Dapagliflozin Effective for Heart Failure, Irrespective of Patient Sex

March 31, 2021
Patrick Campbell

An analysis of DAPA-HF indicates the efficacy and safety profile of dapagliflozin was consistent regardless of patient sex, highlighting the potential of the SGLT2 inhibitor for heart failure patients.

A prespecified analysis of the landmark DAPA-HF trial indicates the effects of dapagliflozin (Farxiga) were present and consistent in patients with heart failure with reduced ejection fraction (HFrEF), regardless of sex.

Results of the analysis suggested the 1109 women included in the phase 3 trial experienced similar efficacy and safety from dapagliflozin, with investigators noting no major differences in risk of worsening heart failure or cardiovascular death.

“In DAPA-HF, dapagliflozin, compared with placebo, reduced the risk of worsening HF events, cardiovascular death, and all-cause death and improved symptoms, physical function, and health-related quality of life similarly in men and women,” wrote investigators. “These findings provide further support for dapagliflozin as a new treatment option for patients with HFrEF.”

Approved in May 2020 for reducing the risk reduce the risk of cardiovascular death and hospitalization for heart failure in patients with HFrEF, recent research suggests 4-in-5 HFrEF patients met the criteria for being prescribed the SGLT2 inhibitor. As part of the pivotal DAPA-HF trial, a series of prespecified analyses were designed to further assess the effects of dapagliflozin in different subgroups and biomarkers.

In the current analysis, investigators hoped to assess potential differences in efficacy and safety of dapagliflozin among the 1109 women, which represented 23.4% of the 4744-patient cohort. Of this group of 1109, 564 received dapagliflozin and 545 received placebo. Compared to their male counterparts, the cohort of women was older, more often Black, less often Asian, less likely to have atrial fibrillation COPD, and had a lower eGFR.

Briefly, all patients included in DAPA-HF were classified as NYHA class II-IV, had an ejection fraction of 40% or less, and had elevated levels of NT-proBNP. Patients who underwent randomization were assigned in a 1:1 ratio to receive treatment with once-daily dapagliflozin 10 mg or placebo in addition to guideline-recommended therapy.

Upon analysis, results indicated dapagliflozin was associated with a reduced risk of worsening heart failure events or cardiovascular death to a similar extent in men (HR, 0.73; 95% CI, 0.63-0.85) and women (HR, 0.79; 95% CI, 0.59-1.06) (P for interaction=.67). Investigators also noted consistent benefits were observed when assessing individual components of the primary outcome and all-cause mortality.

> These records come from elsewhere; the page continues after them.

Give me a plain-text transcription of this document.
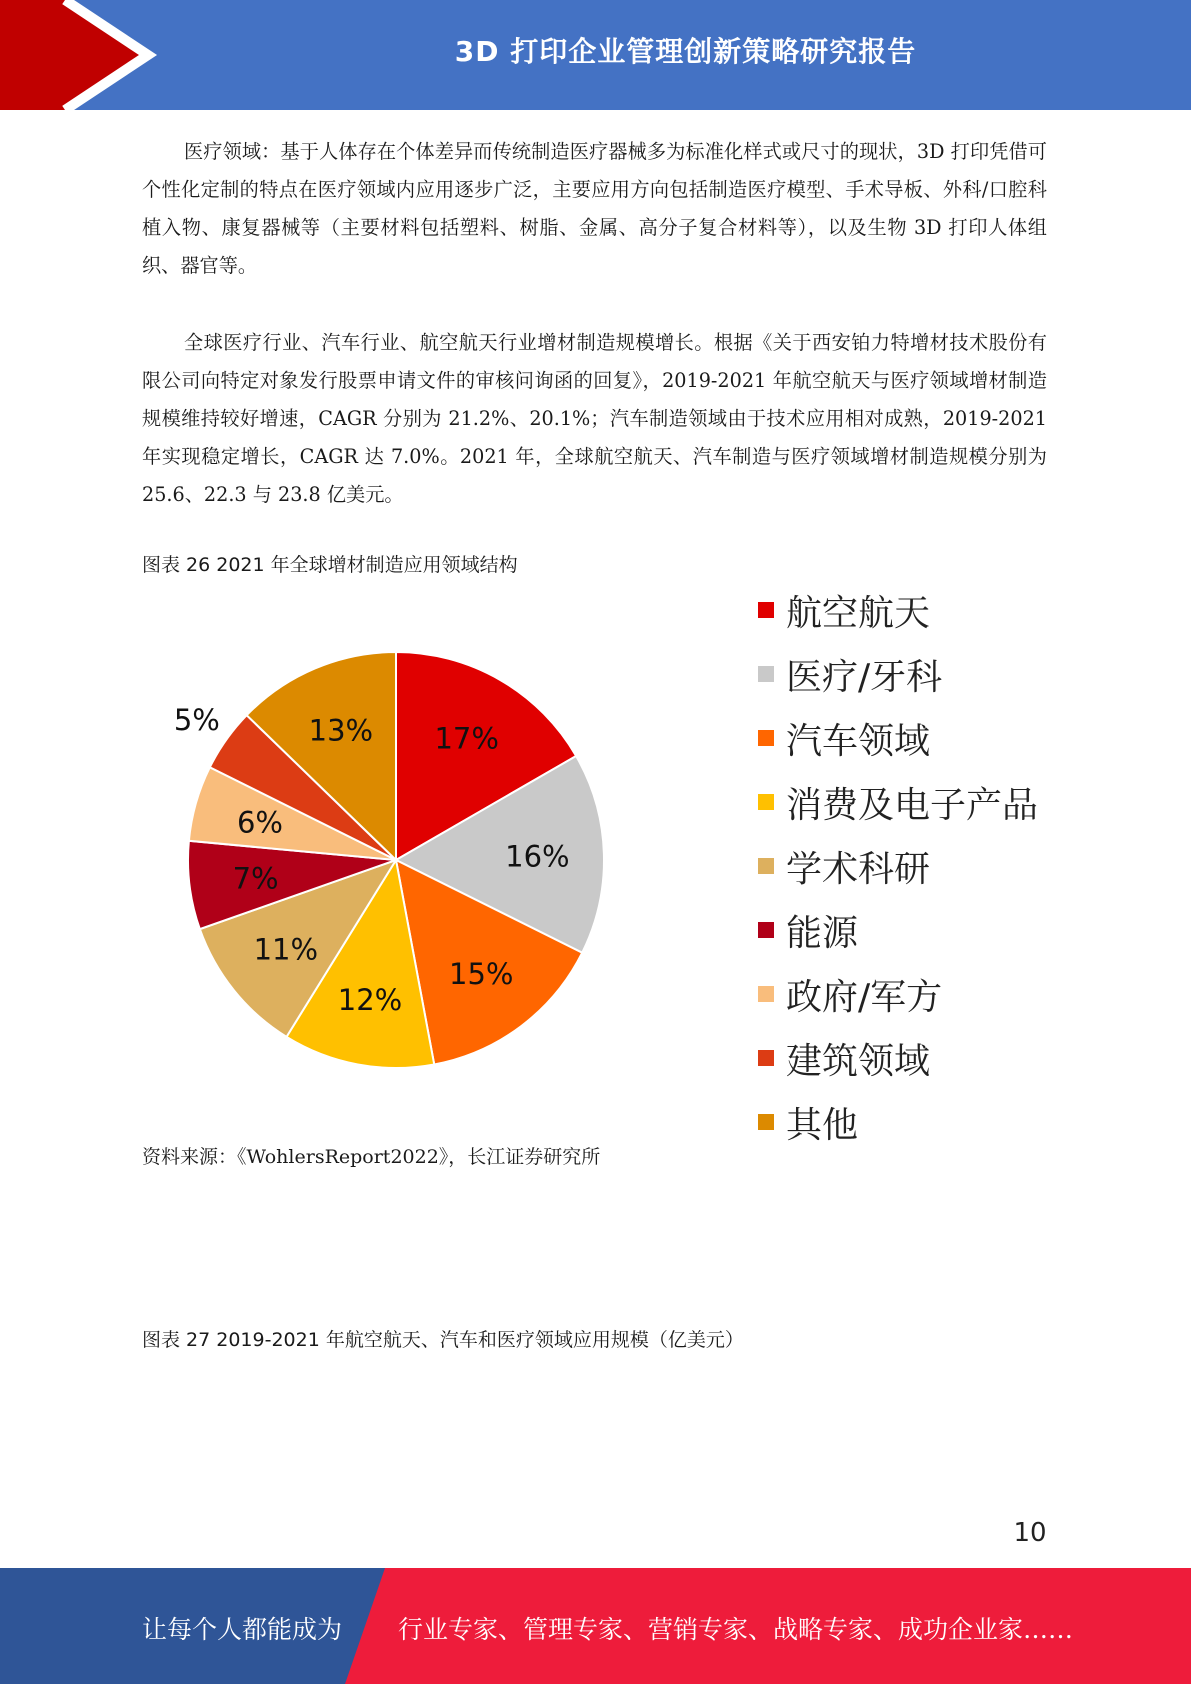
3D 打印企业管理创新策略研究报告

医疗领域：基于人体存在个体差异而传统制造医疗器械多为标准化样式或尺寸的现状，3D 打印凭借可个性化定制的特点在医疗领域内应用逐步广泛，主要应用方向包括制造医疗模型、手术导板、外科/口腔科植入物、康复器械等（主要材料包括塑料、树脂、金属、高分子复合材料等），以及生物 3D 打印人体组织、器官等。

全球医疗行业、汽车行业、航空航天行业增材制造规模增长。根据《关于西安铂力特增材技术股份有限公司向特定对象发行股票申请文件的审核问询函的回复》，2019-2021 年航空航天与医疗领域增材制造规模维持较好增速，CAGR 分别为 21.2%、20.1%；汽车制造领域由于技术应用相对成熟，2019-2021 年实现稳定增长，CAGR 达 7.0%。2021 年，全球航空航天、汽车制造与医疗领域增材制造规模分别为 25.6、22.3 与 23.8 亿美元。

图表 26 2021 年全球增材制造应用领域结构
17%
16%
15%
12%
11%
7%
6%
5%	13%
航空航天
医疗/牙科
汽车领域
消费及电子产品
学术科研
能源
政府/军方
建筑领域
其他
资料来源：《WohlersReport2022》，长江证券研究所
图表 27 2019-2021 年航空航天、汽车和医疗领域应用规模（亿美元）
10
让每个人都能成为 行业专家、管理专家、营销专家、战略专家、成功企业家……
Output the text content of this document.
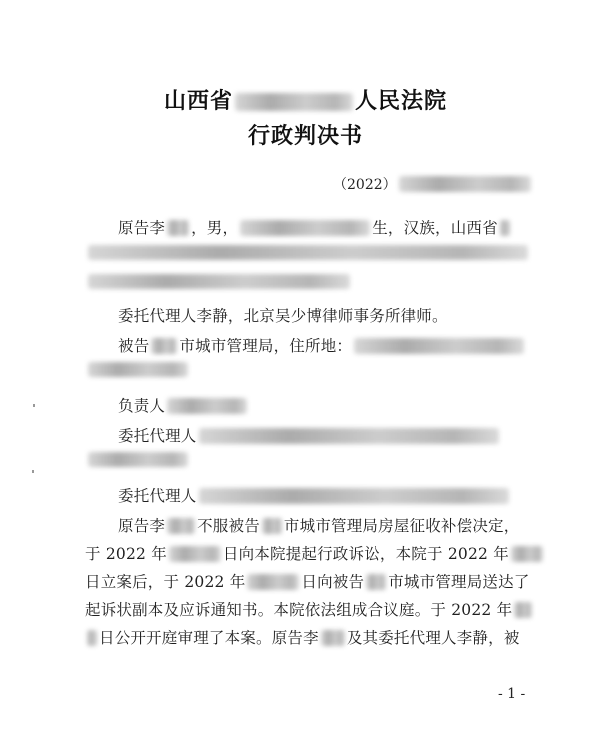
山西省	人民法院
行政判决书
（2022）
原告李 ，男，	生，汉族，山西省
委托代理人李静，北京吴少博律师事务所律师。
被告 市城市管理局，住所地：
负责人
委托代理人
委托代理人
原告李 不服被告 市城市管理局房屋征收补偿决定，
于 2022 年	日向本院提起行政诉讼，本院于 2022 年
日立案后，于 2022 年	日向被告 市城市管理局送达了
起诉状副本及应诉通知书。本院依法组成合议庭。于 2022 年
日公开开庭审理了本案。原告李 及其委托代理人李静，被
- 1 -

Further analysis suggests dapagliflozin increased the proportion of patients with a meaningful improvement in KCCQ-TSS (men, 59% vs 50%; women, 57% vs 54%; P for interaction=.14) and decreased the proportion with worsening symptoms (men, 25% vs 34%; women, 27% vs 31%; P for interaction=.15), irrespective of sex when compared to placebo therapy. Investigators also noted these results were consistent when assessing using the KCCQ-CS and KCCQ-OSS.

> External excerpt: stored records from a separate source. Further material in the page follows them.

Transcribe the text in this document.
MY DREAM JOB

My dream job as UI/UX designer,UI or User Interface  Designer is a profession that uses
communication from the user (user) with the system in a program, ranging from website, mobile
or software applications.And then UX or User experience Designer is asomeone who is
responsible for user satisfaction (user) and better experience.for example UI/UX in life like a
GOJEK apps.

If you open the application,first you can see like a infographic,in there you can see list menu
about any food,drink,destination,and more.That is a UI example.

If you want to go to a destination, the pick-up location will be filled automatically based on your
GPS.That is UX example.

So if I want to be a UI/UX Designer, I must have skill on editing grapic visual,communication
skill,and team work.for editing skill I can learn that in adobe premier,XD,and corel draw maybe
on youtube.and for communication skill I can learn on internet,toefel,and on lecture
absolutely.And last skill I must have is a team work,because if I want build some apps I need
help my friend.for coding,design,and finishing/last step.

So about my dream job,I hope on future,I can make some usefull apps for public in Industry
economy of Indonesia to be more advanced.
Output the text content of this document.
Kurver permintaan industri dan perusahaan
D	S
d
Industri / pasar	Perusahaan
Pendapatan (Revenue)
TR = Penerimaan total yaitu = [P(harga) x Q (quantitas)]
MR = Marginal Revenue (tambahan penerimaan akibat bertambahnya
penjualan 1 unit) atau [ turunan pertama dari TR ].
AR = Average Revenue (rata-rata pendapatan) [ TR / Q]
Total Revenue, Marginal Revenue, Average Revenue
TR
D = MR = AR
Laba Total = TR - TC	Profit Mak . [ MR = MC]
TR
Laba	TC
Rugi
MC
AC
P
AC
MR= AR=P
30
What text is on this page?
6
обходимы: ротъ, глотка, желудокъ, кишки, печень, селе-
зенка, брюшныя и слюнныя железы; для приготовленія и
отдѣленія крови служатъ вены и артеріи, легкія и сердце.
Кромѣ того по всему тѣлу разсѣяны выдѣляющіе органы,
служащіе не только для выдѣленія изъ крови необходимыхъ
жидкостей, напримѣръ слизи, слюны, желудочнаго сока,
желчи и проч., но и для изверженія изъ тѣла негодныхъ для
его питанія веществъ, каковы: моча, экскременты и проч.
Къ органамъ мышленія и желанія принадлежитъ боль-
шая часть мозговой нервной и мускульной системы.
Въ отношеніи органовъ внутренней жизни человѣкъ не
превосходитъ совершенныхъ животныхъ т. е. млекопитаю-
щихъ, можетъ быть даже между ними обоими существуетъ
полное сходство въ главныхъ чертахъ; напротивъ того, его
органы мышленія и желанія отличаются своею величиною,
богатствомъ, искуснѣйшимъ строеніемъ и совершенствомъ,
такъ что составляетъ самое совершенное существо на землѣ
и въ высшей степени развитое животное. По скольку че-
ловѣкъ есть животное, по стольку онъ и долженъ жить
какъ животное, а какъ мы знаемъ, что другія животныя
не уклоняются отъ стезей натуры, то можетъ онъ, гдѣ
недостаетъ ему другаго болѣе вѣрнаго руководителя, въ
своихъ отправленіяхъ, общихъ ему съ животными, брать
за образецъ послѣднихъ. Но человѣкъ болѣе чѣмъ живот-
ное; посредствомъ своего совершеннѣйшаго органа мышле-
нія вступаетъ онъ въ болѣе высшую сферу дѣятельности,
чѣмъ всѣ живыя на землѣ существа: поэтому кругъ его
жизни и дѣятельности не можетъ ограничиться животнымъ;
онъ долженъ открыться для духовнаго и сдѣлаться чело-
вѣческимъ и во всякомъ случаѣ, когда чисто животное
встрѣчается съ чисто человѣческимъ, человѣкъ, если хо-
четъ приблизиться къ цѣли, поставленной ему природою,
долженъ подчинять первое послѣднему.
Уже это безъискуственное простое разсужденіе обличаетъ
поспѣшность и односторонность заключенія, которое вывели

Additionally, investigators performed further subgroup analyses based on sex and diabetes status. In this analysis, investigators found dapagliflozin reduced the risk of worsening heart failure, cardiovascular death, and all-cause mortality, irrespective of sex, in patients with and without diabetes.

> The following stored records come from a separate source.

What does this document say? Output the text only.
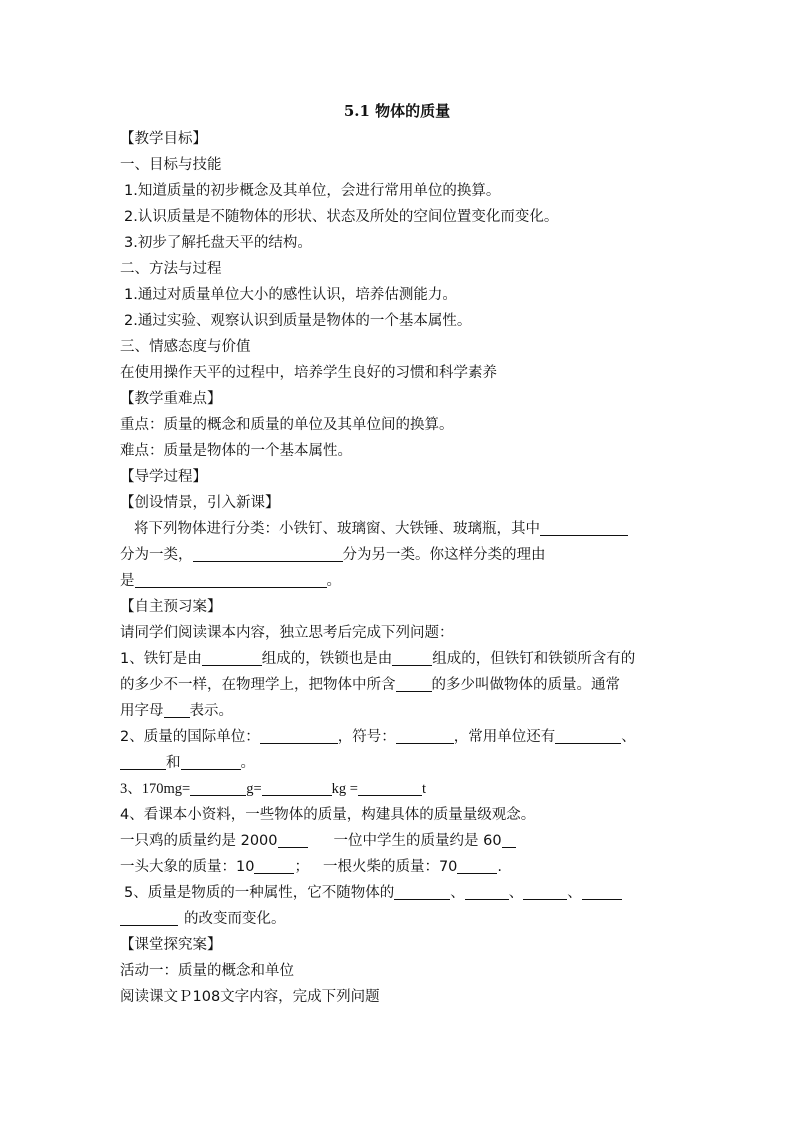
5.1 物体的质量
【教学目标】
一、目标与技能
1.知道质量的初步概念及其单位，会进行常用单位的换算。
2.认识质量是不随物体的形状、状态及所处的空间位置变化而变化。
3.初步了解托盘天平的结构。
二、方法与过程
1.通过对质量单位大小的感性认识，培养估测能力。
2.通过实验、观察认识到质量是物体的一个基本属性。
三、情感态度与价值
在使用操作天平的过程中，培养学生良好的习惯和科学素养
【教学重难点】
重点：质量的概念和质量的单位及其单位间的换算。
难点：质量是物体的一个基本属性。
【导学过程】
【创设情景，引入新课】
将下列物体进行分类：小铁钉、玻璃窗、大铁锤、玻璃瓶，其中
分为一类，	分为另一类。你这样分类的理由
是	。
【自主预习案】
请同学们阅读课本内容，独立思考后完成下列问题：
1、铁钉是由	组成的，铁锁也是由	组成的，但铁钉和铁锁所含有的
的多少不一样，在物理学上，把物体中所含 的多少叫做物体的质量。通常
用字母 表示。
2、质量的国际单位：	，符号：	，常用单位还有	、
和	。
3、170mg=	g=	kg =	t
4、看课本小资料，一些物体的质量，构建具体的质量量级观念。
一只鸡的质量约是 2000	一位中学生的质量约是 60
一头大象的质量：10	； 一根火柴的质量：70	.
5、质量是物质的一种属性，它不随物体的	、	、	、
的改变而变化。
【课堂探究案】
活动一：质量的概念和单位
阅读课文Ｐ108文字内容，完成下列问题
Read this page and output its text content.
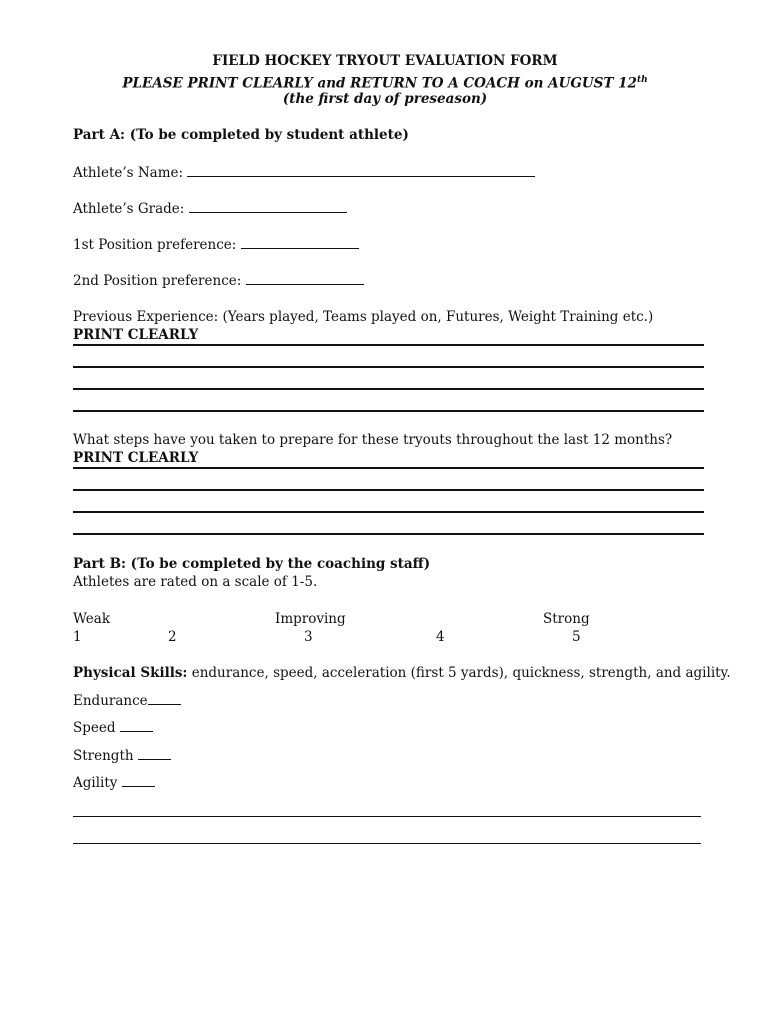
FIELD HOCKEY TRYOUT EVALUATION FORM
PLEASE PRINT CLEARLY and RETURN TO A COACH on AUGUST 12th
(the first day of preseason)
Part A: (To be completed by student athlete)
Athlete’s Name:
Athlete’s Grade:
1st Position preference:
2nd Position preference:
Previous Experience: (Years played, Teams played on, Futures, Weight Training etc.) PRINT CLEARLY
What steps have you taken to prepare for these tryouts throughout the last 12 months? PRINT CLEARLY
Part B: (To be completed by the coaching staff)
Athletes are rated on a scale of 1-5.
Weak	Improving	Strong
1	2	3	4	5
Physical Skills: endurance, speed, acceleration (first 5 yards), quickness, strength, and agility.
Endurance
Speed
Strength
Agility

When assessing safety profile, results indicated study drug discontinuation (13.2% vs 12.7%) and adverse events leading to discontinuation (4.1% vs 5.1%) were not more frequent among those receiving dapagliflozin than those receiving placebo therapy.

“Despite concerns that women experience more adverse drug reactions than men and are more likely to discontinue treatment, data on safety and tolerability in DAPA-HF were reassuring,” wrote investigators.

This study, “Efficacy and Safety of Dapagliflozin in Men and Women with Heart Failure with Reduced Ejection Fraction,” was published in JAMA Cardiology.